Oh cielo, può volerci un'eternità. A volte vedi le gengive gonfie e pensi che domani spunterà, e invece ci vogliono ancora tre settimane. Quando la prima piccola punta bianca buca la gengiva, di solito ci vogliono da pochi giorni a una settimana affinché il dente si mostri in tutto il suo splendore. Ma la fase peggiore (l'eruzione) a quel punto è già superata.

Il mio bambino ha la febbre a 39,5, non è davvero per i dentini?

No! La mia pediatra è stata chiarissima a riguardo. Qualsiasi temperatura sopra i 38,5 gradi non ha nulla a che fare con la semplice dentizione. Probabilmente il tuo bambino ha preso un'infezione, visto che in questo momento sta esplorando mezzo mondo mettendoselo in bocca. Se ha una febbre così alta, andate dal medico e fatelo controllare. Non date la colpa ai denti.

Posso dare antidolorifici (supposte) se non c'è più niente da fare?

Sinceramente? Abbiamo avuto notti in cui Maya ha urlato e si è contorta dal dolore per quattro ore di fila. In quei casi, consultando il pediatra, le ho dato una supposta antidolorifica (paracetamolo/ibuprofene per bambini). In fondo, quando abbiamo un mal di denti atroce, anche noi prendiamo qualcosa. Ma vi prego, non fatelo per settimane solo per sospetto, usateli esclusivamente quando capite che il bambino ha un dolore acuto e sta soffrendo moltissimo.

I gel gengivali della farmacia funzionano?

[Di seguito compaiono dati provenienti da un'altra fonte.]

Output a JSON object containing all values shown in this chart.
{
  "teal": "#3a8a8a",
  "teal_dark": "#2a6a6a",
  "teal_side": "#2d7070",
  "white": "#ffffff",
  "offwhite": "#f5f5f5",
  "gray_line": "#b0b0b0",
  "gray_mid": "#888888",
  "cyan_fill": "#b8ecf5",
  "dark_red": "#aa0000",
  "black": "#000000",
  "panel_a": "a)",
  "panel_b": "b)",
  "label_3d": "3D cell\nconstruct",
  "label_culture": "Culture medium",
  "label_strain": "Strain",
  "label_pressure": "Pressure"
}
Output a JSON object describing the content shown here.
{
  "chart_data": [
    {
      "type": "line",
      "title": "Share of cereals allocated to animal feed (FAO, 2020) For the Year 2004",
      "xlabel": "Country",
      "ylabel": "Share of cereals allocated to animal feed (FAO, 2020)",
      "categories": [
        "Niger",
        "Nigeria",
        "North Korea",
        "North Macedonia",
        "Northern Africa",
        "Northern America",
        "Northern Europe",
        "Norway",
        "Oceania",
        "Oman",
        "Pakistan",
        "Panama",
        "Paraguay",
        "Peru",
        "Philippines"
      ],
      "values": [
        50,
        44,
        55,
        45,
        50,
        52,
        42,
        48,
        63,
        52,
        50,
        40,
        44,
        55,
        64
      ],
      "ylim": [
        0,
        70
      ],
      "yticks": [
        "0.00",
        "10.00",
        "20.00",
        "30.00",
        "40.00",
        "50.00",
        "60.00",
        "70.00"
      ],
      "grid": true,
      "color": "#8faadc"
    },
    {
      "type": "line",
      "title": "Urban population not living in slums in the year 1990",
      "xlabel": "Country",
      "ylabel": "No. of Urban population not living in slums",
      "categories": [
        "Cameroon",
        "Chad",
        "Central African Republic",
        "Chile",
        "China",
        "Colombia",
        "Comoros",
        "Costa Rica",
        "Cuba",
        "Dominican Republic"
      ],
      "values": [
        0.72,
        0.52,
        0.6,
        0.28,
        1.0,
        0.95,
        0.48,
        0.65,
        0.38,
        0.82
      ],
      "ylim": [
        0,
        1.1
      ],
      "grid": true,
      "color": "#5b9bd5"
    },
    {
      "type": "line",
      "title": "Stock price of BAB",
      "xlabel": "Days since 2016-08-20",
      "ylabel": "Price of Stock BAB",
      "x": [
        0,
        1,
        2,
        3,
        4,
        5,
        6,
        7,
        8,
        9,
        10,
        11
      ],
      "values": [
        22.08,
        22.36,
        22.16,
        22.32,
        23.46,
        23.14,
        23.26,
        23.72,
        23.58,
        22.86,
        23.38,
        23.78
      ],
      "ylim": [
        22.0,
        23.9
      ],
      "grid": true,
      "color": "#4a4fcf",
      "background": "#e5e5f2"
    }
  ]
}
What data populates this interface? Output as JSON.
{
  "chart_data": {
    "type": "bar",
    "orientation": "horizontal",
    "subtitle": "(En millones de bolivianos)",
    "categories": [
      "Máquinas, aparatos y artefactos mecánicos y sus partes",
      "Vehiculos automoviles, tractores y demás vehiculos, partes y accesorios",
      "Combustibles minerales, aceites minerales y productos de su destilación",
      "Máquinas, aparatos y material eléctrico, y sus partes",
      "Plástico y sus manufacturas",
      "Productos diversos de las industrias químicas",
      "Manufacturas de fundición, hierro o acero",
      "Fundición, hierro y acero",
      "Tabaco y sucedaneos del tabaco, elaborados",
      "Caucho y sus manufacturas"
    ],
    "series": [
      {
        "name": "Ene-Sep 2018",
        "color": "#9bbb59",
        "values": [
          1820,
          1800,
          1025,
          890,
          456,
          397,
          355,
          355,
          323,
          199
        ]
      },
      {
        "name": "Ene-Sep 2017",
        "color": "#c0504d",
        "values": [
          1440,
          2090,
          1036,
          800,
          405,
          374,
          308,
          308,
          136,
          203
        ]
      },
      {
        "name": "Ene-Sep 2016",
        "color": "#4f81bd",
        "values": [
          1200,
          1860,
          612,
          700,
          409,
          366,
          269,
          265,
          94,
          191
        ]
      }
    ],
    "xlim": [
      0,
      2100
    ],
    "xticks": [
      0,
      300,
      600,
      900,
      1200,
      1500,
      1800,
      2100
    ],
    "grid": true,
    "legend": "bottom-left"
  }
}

Le opinioni a riguardo sono molto discordanti. C'è chi giura sull'efficacia dei gel vegetali alla camomilla (a noi non hanno aiutato per nulla, ma a quanto pare a Maya piaceva il sapore). I gel con anestetici locali (come la lidocaina), secondo gli esperti, devono essere usati con molta cautela. Addormentano mezza bocca, spesso l'effetto non dura a lungo e i bambini rischiano di mordersi la lingua o di avere problemi durante l'allattamento. Noi li abbiamo abbandonati del tutto dopo un solo tentativo. Una pressione fredda e costante (massaggiagengive in silicone) ha funzionato molto meglio.

Perché all'improvviso la cacca è così liquida e il sederino così rosso?

Perché il tuo bambino sta ingerendo litri della sua stessa saliva! A quanto pare, l'eccesso di saliva altera un po' la digestione, rendendo spesso le feci più morbide e acide. Questo porta molto rapidamente a un sederino rosso da babbuino super irritato. Cambiatelo spesso, mettete della crema alla calendula e lasciatelo sgambettare con il sederino all'aria il più possibile, anche se la stanza è un po' fresca.